O ano é 1916, na Europa conflagrada pela guerra entre franceses e alemães, mas por enquanto não um conflito mundial, já que os EUA ainda não chegaram. Quer dizer, não em massa, porque uns poucos voluntários já estão na França para se juntar à Esquadrilha Lafayette, esquadrão de elite de aviadores. E mesmo ainda sem se conhecerem, os americanos já tem um traço em comum: são todos clichês ambulantes. Ou melhor, voadores.
É impossível que o espectador antenado nas escrituras de cinema deixe de perceber que personagens e situações e diálogos foram tirados de um compêndio de clichês do gênero guerra nos ares. O quadro geral é recorrente de filmes que percorrem a galeria de velhos clássicos do gênero dirigidos por gente do calibre de Howard Hawks e Howard Hughes.
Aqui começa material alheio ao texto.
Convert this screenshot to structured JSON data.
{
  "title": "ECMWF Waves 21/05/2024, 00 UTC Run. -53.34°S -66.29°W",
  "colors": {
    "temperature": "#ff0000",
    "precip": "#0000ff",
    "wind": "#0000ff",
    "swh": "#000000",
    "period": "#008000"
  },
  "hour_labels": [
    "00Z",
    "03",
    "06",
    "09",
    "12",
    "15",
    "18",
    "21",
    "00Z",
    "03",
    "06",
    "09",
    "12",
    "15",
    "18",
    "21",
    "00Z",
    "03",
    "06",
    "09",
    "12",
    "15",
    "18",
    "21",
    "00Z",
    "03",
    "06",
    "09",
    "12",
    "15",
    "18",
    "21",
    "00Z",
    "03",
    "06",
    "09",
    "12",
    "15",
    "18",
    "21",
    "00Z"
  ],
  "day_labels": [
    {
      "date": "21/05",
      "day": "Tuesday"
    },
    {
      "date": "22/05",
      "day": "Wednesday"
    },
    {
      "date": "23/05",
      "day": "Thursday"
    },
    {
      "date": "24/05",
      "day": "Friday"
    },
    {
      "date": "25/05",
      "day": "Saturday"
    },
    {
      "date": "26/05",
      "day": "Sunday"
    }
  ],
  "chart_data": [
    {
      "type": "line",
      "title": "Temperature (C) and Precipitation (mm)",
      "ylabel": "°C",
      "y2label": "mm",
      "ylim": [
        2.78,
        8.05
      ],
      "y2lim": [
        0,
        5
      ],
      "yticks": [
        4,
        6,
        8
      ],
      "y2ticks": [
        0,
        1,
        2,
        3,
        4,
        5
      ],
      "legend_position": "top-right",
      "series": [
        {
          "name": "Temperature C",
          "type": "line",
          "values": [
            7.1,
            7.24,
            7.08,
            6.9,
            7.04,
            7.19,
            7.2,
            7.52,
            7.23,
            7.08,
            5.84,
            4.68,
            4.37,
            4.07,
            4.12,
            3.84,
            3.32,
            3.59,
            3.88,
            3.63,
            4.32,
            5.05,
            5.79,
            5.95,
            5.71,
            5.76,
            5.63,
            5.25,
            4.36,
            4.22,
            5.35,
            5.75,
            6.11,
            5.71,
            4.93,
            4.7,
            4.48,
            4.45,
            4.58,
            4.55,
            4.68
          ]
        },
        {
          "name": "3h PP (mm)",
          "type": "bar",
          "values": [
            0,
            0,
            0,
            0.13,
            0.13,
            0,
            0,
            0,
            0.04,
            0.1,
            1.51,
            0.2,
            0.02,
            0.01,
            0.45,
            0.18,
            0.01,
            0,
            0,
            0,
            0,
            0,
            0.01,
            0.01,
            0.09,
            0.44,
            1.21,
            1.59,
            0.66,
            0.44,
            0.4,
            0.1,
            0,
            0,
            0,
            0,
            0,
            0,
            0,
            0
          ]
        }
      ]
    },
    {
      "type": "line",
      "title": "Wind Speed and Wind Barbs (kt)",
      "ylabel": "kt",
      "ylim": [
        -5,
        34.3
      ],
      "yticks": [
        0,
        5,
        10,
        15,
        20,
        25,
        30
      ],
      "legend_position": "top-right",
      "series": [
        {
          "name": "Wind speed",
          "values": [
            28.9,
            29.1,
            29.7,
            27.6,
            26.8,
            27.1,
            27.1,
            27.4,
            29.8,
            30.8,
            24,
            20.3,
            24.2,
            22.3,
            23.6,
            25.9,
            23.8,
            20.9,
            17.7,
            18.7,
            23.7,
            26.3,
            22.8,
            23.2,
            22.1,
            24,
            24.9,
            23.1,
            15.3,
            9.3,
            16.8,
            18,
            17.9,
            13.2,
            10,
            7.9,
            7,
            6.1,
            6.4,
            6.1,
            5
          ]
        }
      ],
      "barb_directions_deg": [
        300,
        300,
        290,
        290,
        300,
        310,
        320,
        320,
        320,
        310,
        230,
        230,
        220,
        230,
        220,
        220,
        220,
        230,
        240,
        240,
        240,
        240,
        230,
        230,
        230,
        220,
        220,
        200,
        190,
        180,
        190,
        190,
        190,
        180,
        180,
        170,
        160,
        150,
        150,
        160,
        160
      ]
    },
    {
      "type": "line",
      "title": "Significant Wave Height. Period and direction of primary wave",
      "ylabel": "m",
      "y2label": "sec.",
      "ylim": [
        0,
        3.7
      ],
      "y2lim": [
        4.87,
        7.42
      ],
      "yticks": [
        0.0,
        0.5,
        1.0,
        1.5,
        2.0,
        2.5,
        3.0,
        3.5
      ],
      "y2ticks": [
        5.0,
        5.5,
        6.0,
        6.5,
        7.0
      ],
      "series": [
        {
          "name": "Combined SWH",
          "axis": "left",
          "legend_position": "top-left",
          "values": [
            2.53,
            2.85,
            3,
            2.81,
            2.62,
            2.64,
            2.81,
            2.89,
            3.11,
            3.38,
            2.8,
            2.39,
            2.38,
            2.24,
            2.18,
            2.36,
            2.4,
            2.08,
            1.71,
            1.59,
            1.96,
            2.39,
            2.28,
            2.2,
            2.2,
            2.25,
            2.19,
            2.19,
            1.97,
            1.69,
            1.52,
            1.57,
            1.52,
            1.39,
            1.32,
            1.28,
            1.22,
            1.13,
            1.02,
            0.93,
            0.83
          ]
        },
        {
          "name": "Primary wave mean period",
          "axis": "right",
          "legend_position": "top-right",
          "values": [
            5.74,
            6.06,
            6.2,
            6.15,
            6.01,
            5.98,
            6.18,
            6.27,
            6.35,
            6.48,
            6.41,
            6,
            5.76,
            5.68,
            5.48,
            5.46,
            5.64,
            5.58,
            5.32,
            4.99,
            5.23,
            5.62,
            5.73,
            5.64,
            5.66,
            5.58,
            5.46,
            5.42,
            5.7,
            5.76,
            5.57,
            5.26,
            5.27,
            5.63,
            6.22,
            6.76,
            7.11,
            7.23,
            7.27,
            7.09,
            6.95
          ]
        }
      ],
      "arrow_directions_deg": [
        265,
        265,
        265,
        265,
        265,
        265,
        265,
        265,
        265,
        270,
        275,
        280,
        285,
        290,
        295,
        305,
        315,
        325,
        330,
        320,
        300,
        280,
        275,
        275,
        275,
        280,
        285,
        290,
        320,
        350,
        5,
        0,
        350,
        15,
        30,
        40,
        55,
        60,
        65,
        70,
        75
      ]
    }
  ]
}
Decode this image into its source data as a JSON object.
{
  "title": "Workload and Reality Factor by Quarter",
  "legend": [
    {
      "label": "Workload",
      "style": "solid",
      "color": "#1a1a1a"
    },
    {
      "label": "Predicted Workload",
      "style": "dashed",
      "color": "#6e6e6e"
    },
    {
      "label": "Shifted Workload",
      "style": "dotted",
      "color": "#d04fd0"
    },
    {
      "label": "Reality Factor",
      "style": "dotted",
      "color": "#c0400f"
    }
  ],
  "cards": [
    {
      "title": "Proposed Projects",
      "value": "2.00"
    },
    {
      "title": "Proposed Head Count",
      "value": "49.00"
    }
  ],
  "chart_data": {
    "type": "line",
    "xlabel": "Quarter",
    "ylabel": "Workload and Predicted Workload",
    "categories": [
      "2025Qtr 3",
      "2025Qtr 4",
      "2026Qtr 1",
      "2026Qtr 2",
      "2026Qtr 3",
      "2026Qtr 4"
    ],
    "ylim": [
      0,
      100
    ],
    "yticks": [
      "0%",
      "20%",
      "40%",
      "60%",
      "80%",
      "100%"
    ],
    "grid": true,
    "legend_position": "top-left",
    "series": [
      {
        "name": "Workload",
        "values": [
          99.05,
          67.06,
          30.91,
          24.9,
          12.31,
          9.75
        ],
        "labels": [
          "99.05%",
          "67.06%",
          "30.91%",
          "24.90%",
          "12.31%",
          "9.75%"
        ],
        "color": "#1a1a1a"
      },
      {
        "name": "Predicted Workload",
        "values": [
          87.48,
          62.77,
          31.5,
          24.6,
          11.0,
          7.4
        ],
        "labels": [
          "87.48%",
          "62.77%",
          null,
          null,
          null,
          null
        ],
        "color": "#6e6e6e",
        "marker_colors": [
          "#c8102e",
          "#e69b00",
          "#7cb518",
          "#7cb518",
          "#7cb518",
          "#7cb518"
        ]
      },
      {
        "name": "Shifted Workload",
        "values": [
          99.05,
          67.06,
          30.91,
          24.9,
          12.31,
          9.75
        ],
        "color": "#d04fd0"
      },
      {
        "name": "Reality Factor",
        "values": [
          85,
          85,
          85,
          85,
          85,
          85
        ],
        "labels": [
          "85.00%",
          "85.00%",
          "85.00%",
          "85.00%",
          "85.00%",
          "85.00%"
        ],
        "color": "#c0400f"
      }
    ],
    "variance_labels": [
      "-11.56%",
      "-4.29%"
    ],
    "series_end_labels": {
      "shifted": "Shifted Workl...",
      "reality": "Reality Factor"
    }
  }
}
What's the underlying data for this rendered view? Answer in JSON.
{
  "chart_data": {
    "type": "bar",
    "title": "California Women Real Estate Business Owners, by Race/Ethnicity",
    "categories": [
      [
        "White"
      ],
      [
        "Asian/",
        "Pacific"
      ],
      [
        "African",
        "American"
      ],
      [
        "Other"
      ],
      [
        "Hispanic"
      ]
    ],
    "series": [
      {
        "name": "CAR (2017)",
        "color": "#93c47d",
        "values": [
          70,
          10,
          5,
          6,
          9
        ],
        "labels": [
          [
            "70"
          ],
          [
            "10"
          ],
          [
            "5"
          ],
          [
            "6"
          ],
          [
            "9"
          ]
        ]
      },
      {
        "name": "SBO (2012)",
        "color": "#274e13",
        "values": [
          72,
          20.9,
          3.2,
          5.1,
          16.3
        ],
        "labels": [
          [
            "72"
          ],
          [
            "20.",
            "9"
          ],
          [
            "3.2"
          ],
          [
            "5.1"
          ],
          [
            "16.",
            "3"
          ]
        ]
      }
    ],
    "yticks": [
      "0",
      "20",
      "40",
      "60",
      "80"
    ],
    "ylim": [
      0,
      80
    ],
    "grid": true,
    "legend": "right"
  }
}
Comece pelos personagens. O ''bad boy'', o encrenqueiro, o perdedor solitário, mas idealista em segredo Blaine Rawlings (James Franco); o raivoso-com-um-passado Reed Cassidy (Martin Henderson); há o crente, leitor da Bíblia antes das missões, o rapaz saído da tradicional família militar que descobre que a guerra é um inferno (construído em parte por sua família...); o esnobe, a tradicional vítima trágica e o sortudo. E Jean Reno perdido neste conjunto, como Monsieur Le Commandant.
Argumento? Trama? Há alguma coisa parecida, mas consiste basicamente em eventos de dramaturgia ''soap opera'', separados uns dos outros por missões aéreas perigosas. Camaradagem, confiança mútua, superação de barreiras de raça ou de classe. Há uma ''love story'' genérica. Heroísmo, bravura, valor, até mesmo um zepelim. Nada próximo de emoções autênticas, tudo muito frouxo, ao sabor das correntes aéreas.
O diretor Tony Bill não esconde o ''background'' televisivo. As cenas de ação parecem bem construídas graças às imagens geradas por computador, e que consumiram grande parte do orçamento de 60 milhões de dólares - em três semanas de exibição no mercado americano, bilheteria de US$ 6 milhões!